1.2. Hukum Mengenai Nikah Beda Agama
Adapun pendapat mayoritas jumhur ulama
mengenai nikah beda agama yakni:
Pertama,
seorang pria muslim tidak dibolehkan menikahi wanita non Muslim yang menganut
paganisme atau politeis. Juga, tidak boleh menikahi wanita yang dalam agamanya
tidak punya kitab suci, atau wanita yang ateis. Dalilnya Al-Qur’an : 221.

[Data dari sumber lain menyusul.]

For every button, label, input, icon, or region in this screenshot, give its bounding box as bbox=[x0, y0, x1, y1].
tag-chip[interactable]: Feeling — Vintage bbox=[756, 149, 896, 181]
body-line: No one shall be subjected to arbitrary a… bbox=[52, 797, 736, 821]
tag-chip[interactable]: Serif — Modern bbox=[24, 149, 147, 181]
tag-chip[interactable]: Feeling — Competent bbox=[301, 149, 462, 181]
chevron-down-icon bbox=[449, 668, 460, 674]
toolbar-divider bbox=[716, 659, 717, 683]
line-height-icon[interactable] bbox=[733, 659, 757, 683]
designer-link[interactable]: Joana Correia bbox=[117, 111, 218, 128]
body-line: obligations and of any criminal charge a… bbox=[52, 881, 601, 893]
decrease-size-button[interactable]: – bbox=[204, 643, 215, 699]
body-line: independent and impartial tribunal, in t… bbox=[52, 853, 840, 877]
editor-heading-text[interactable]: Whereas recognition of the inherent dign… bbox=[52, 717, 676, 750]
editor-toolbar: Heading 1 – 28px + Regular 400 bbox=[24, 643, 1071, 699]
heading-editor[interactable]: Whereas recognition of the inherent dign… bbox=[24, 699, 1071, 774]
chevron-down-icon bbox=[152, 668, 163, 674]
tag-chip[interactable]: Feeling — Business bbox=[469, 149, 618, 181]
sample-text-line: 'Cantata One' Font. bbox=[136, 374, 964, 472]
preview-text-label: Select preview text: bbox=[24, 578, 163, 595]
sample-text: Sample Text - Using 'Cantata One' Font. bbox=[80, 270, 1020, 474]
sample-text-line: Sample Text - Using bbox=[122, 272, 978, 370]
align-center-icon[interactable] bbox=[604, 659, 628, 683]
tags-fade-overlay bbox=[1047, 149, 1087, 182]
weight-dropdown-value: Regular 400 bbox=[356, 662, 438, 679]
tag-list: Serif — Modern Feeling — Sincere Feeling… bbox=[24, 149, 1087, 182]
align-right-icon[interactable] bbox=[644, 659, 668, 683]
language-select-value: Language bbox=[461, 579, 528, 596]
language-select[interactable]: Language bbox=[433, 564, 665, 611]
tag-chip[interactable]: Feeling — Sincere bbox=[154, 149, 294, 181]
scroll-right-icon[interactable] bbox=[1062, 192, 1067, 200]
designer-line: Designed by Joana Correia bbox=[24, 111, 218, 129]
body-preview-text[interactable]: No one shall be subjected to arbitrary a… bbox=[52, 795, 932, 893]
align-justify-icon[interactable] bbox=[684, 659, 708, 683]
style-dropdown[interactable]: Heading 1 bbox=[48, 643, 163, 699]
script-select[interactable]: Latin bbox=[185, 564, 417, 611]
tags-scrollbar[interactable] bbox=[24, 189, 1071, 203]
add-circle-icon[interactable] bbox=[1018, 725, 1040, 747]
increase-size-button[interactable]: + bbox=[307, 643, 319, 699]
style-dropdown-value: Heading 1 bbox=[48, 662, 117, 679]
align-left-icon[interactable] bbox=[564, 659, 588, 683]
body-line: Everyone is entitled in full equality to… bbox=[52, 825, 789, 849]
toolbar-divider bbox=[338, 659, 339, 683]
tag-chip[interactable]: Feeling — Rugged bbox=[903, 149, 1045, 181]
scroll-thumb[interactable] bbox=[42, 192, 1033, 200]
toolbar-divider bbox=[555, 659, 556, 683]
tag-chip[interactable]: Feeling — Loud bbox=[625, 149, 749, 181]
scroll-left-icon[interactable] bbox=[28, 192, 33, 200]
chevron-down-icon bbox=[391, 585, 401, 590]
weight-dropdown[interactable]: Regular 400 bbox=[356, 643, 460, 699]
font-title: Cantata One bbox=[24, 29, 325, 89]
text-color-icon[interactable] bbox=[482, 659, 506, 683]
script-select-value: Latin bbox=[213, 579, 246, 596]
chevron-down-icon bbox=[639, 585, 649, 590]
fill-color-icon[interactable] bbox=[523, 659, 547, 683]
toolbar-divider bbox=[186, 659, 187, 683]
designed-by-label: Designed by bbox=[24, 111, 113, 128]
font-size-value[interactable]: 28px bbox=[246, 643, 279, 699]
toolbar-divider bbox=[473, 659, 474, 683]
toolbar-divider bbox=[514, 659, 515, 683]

Diantara alasannya adalah tidakcocokan secara prinsip paling dasar dalam
ideologi, yang bisa berpengaruh pada psikologi dan nantinya pada rumah tangga.
Namun demikian, disini ada catatan penting yang
harus kita camkan, bahwa sesungguhnya perempuan muslimah yang komitmen dan
bersungguh-sungguh degan agamanya tentu lebih utama dibangding seorang muslimah
yang hanya mewarisi keislamannya dari kedua orangtuanya. Rasulullah saw.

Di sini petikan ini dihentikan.